Ma era veramente soltanto un gioco? Ottanelli racconta una storia diversa. Anche lui dubita che Oppenheimer avesse la tessera del partito e insiste che soprattutto dopo lo scoppio della Seconda guerra mondiale “egli non vedeva alcuna contraddizione tra la sua simpatia per il comunismo e gli interessi degli Stati Uniti, visto che i sovietici erano nostri alleati nella battaglia esistenziale per sconfiggere il fascismo”. Ma lo storico italo-americano aggiunge un dettaglio inquietante che va ben oltre la semplice diatriba sulla tessera: “Non c’è dubbio che nel suo entourage più stretto ci fossero colleghi di lavoro e amici che avevano rapporti stretti con i sovietici. Oppenheimer con loro discuteva apertamente di tutto, anche degli avanzamenti del progetto Manhattan. Ed è plausibile che uno di loro si incontrasse poi, diciamo in un parco di San Francisco, con un funzionario del consolato generale sovietico e riferisse le cose apprese. Molto probabilmente è successo. Non posso dire se egli ne fosse consapevole o meno, ma non penso fosse così ingenuo”. Ottanelli quindi non esclude che Oppenheimer abbia realmente passato segreti nucleari ai sovietici durante la guerra e il progetto Manhattan, ma mette ancora l’accento sulla convinzione sua e di molti altri “compagni di viaggio” che “in quei frangenti, aiutare l’Urss significasse anche aiutare noi stessi”. E aggiunge: “L’idea che, una volta costruita la bomba, fosse necessario condividere i segreti nucleari con Mosca aveva dei sostenitori non solo nella comunità scientifica, ma anche nella politica americana”: uno di questi fu addirittura Henry Wallace, vicepresidente di Roosevelt dal 1941 al 1945, quando venne sostituito da Harry Truman.
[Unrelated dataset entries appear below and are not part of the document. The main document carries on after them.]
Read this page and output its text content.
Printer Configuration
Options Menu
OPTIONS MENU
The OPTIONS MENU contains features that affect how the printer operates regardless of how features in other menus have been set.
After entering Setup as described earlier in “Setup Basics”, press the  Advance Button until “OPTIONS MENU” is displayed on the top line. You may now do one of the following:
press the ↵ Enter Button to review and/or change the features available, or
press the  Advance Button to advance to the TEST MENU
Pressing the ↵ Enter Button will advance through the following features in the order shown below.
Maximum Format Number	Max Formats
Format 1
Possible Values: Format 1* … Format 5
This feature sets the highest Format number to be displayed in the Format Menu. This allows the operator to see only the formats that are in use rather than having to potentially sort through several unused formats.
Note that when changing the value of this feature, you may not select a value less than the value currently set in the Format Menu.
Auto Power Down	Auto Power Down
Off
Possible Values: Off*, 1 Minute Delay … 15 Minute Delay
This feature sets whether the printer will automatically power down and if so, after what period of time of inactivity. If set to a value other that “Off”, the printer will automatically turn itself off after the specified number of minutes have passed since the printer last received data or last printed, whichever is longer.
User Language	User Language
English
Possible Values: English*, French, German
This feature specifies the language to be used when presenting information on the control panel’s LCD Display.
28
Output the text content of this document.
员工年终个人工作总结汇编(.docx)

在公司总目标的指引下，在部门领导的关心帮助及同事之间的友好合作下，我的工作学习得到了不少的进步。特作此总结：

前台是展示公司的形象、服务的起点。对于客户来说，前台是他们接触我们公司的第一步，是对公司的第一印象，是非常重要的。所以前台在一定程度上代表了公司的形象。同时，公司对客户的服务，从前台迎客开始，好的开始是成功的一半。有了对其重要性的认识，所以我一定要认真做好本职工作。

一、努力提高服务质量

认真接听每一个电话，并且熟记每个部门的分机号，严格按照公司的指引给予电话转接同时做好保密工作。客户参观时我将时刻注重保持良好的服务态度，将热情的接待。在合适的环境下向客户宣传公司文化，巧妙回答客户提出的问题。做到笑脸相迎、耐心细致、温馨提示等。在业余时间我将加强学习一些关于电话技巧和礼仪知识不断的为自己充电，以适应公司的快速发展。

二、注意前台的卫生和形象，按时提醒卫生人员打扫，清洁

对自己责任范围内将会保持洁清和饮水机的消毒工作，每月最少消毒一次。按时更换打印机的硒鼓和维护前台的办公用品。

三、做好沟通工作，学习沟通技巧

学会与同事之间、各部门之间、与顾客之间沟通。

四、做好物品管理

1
Ma in ogni caso, questo equivale a dire che nel 1954, la Commissione per l’energia atomica un argomento per togliere a Oppenheimer la “security clearance” lo avesse eccome. Certo, lo scenario nove anni dopo la fine della guerra era radicalmente cambiato, il maccartismo aveva terrorizzato il paese con la Red Scare, la paura rossa. L’Urss era diventato il nemico, la Cortina di ferro spaccava l’Europa. Herken dice che Oppenheimer voleva “nascondere disperatamente” il suo passato e per questo negò tutto. Bird invece sostiene che “non aveva nulla da nascondere”. La cosa più strana è che da quel momento, quando venne dichiarato un “rischio per la sicurezza nazionale”, non parlò mai più in pubblico per il resto della sua vita. Per Bird fu il complesso militar-industriale a zittirlo per sempre. Mentre secondo Herken fu la paura che tutto venisse fuori e finisse in carcere per aver mentito alla Commissione. Più verosimilmente, osserva Wallerstein, fu il crollo psicologico determinato dall’aver perso tutto in un solo colpo: la fama, il prestigio, l’accesso al potere.